Öte yandan icra emrinin tebliğ edildiği tarih itibariyle uygulanması gereken, İİK’ nun 150/e maddesine göre, alacaklı, taşınmaz rehninin satışını ödeme veya icra emrinin tebliğinden itibaren iki yıl içinde istemezse takip düşer
Somut olayda, icra emrinin borçlu İsmail Horosan’a 07.04.2011 tarihinde, borçlu F.. T..’ya 06.04.2011 tarihinde, borçlu N.. K..’ye 28.03.2009 tarihinde tebliğ edildiği, alacaklının ise 18.09.2012 tarihinde satış avansını yatırıldığı ve buna göre icra emrinin tebliğinden itibaren 2 yıllık sürede satış talep edildiği görülmüştür.
İİK.nun 128/a maddesine göre; “Kıymet takdirinin tebliğ edildiği ilgililer, raporun tebliğinden itibaren 7 gün içinde raporu düzenleten icra dairesinin bulunduğu yerdeki icra mahkemesinde şikayette bulunabilirler. ” Aynı maddenin son fıkrasına göre kıymet taktirine karşı yapılan şikayet hakkındaki icra mahkemesi kararı kesin olup temyiz edilemez.
Kıymet takdirine itiraz üzerine mahkemece verilecek kararlar kesin olmakla beraber süresinde şikayet hakkının kullanıldığı hallerde icra mahkemesince itirazın incelemesiz reddedilmesi halinde, icra mahkemesi kararının, ihalenin feshinin istenmesi sırasında incelenmesi mümkündür. Ancak, kıymet taktirine süresinde itiraz etmeyerek yasanın öngördüğü bu olanağı kullanmayanlar, kıymet takdirine ilişkin hususları ihalenin feshi sebebi olarak ileri süremezler.

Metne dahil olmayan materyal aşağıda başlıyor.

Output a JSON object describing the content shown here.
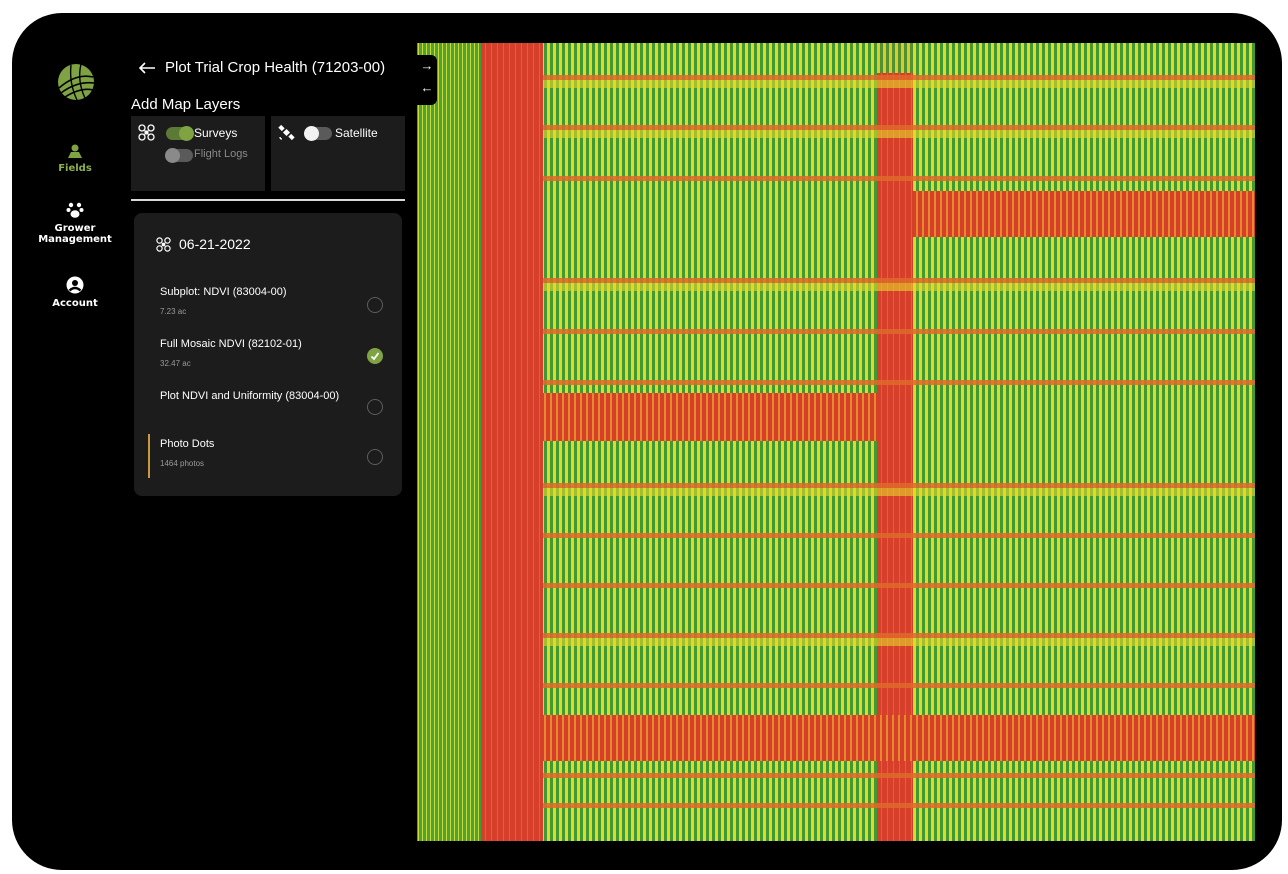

Şikayetçi icra dairesinin kıymet taktir işlemine karşı 7 gün içinde şikayet yoluna başvurmuş ise, icra dairesinin ve icra mahkemesinin yaptırmış olduğu kıymet taktirinin usulsüz olduğundan bahisle İİK’ nun 134.maddesine göre ihalenin feshini talep edebilir.

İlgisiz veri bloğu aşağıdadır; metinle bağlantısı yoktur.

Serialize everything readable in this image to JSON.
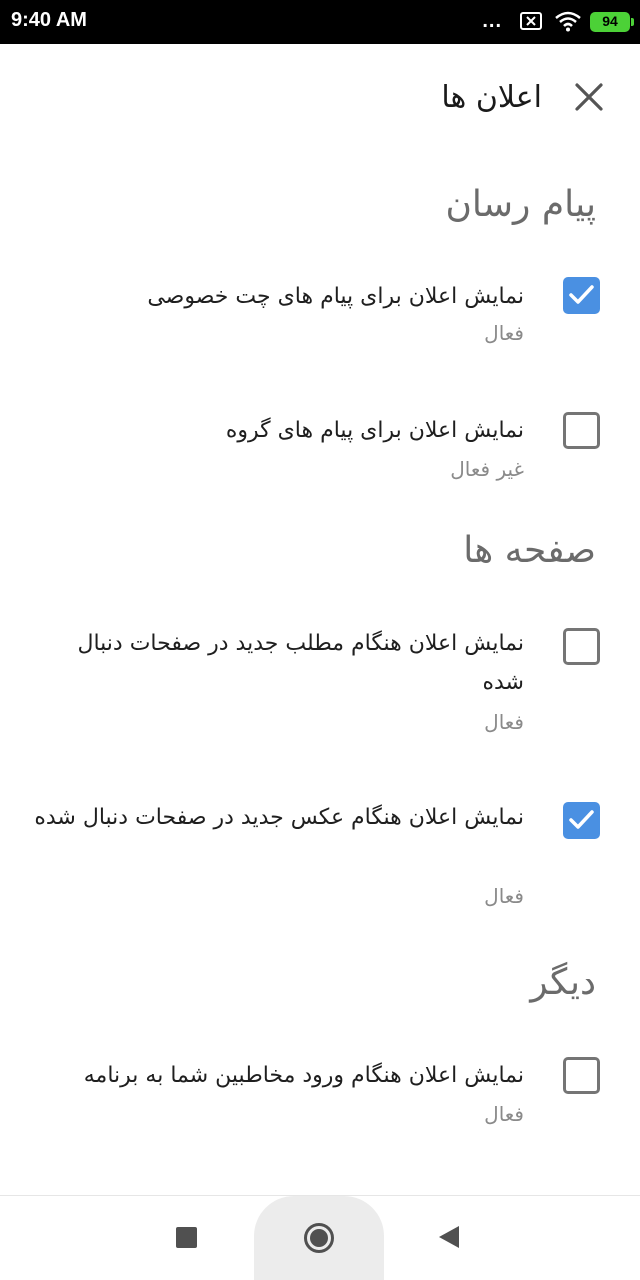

Somut olayda ihaleye esas alınan 24.06.2011 tarihli kıymet taktir raporunda taşınmazın değerinin belirlendiği, şikayetçi borçlular N.. K.. ve İsmail Horosan’ ın kıymet taktir raporunun kendilerine tebliğinden itibaren süresinde icra mahkemesine başvurarak kıymet taktirine itiraz etmedikleri ve ancak şikayetçi borçlu F.. T.. vekilinin kıymet taktir raporunun 24.11.2011 tarihinde kendisine tebliğ üzerine 7 günlük şikayet süresi içerisinde icra mahkemesine başvurarak kıymet taktirine itiraz ettiği, Konya 2. İcra Hukuk Mahkemesi’nin 29.02.2012 tarih 2011/996 E., 2012/184K. Sayılı kararı ile davacının dava konusu taşınmazın maliki olmadığı gerekçesi ile dava şartı yokluğu nedeni ile itirazın reddine karar verildiği görülmüştür.

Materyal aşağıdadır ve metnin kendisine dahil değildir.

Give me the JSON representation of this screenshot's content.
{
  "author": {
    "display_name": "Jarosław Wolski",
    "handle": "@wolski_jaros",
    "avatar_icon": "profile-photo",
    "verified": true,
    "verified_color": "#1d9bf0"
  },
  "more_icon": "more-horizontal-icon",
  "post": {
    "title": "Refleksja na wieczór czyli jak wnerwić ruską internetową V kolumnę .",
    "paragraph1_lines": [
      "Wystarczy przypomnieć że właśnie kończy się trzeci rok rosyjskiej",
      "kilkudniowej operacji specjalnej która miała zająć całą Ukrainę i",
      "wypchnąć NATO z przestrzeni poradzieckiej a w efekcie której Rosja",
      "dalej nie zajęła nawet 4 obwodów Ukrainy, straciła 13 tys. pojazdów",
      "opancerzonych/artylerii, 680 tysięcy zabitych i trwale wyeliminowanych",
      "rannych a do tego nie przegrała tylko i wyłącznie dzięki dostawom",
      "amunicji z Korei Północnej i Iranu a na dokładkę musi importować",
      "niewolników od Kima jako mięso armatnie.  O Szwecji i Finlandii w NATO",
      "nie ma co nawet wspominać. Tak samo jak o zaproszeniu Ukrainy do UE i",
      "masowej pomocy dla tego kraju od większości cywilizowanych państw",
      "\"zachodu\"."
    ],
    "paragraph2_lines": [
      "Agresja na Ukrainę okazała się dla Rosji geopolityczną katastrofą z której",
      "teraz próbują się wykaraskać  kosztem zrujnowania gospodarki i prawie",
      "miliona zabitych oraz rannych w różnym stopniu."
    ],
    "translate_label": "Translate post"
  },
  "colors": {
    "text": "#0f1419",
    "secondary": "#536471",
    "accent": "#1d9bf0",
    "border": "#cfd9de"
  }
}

İcra takibi borçlularından her birinin kıymet taktiri yapılan malın maliki olması aranmaksızın kıymet taktirine itiraz hakkı vardır. Bu durumda icra mahkemesince şikayetçi borçlu F.. T..’ nın kıymet taktirine itirazının incelenmeksizin reddine karar verilmesi doğru değildir.
O halde mahkemece yukarıda yapılan açıklamalar doğrultusunda borçlu F.. T..’nın kıymet taktirine itirazının mahallinde keşif ve bilirkişi incelemesi yapılmak suretiyle, incelenip sonucuna göre bir karar verilmesi gerekirken yazılı gerekçelerle ihalenin feshi yönünde hüküm tesisi isabetsizdir.
SONUÇ : Alacaklının temyiz itirazlarının kabulü ile mahkeme kararının yukarıda yazılı nedenlerle İİK 366 ve HUMK’nun 428. maddeleri uyarınca (BOZULMASINA), peşin alınan harcın istek halinde iadesine, ilamın tebliğinden itibaren 10 gün içinde karar düzeltme yolu açık olmak üzere, 29.01.2014 gününde oybirliğiyle karar verildi.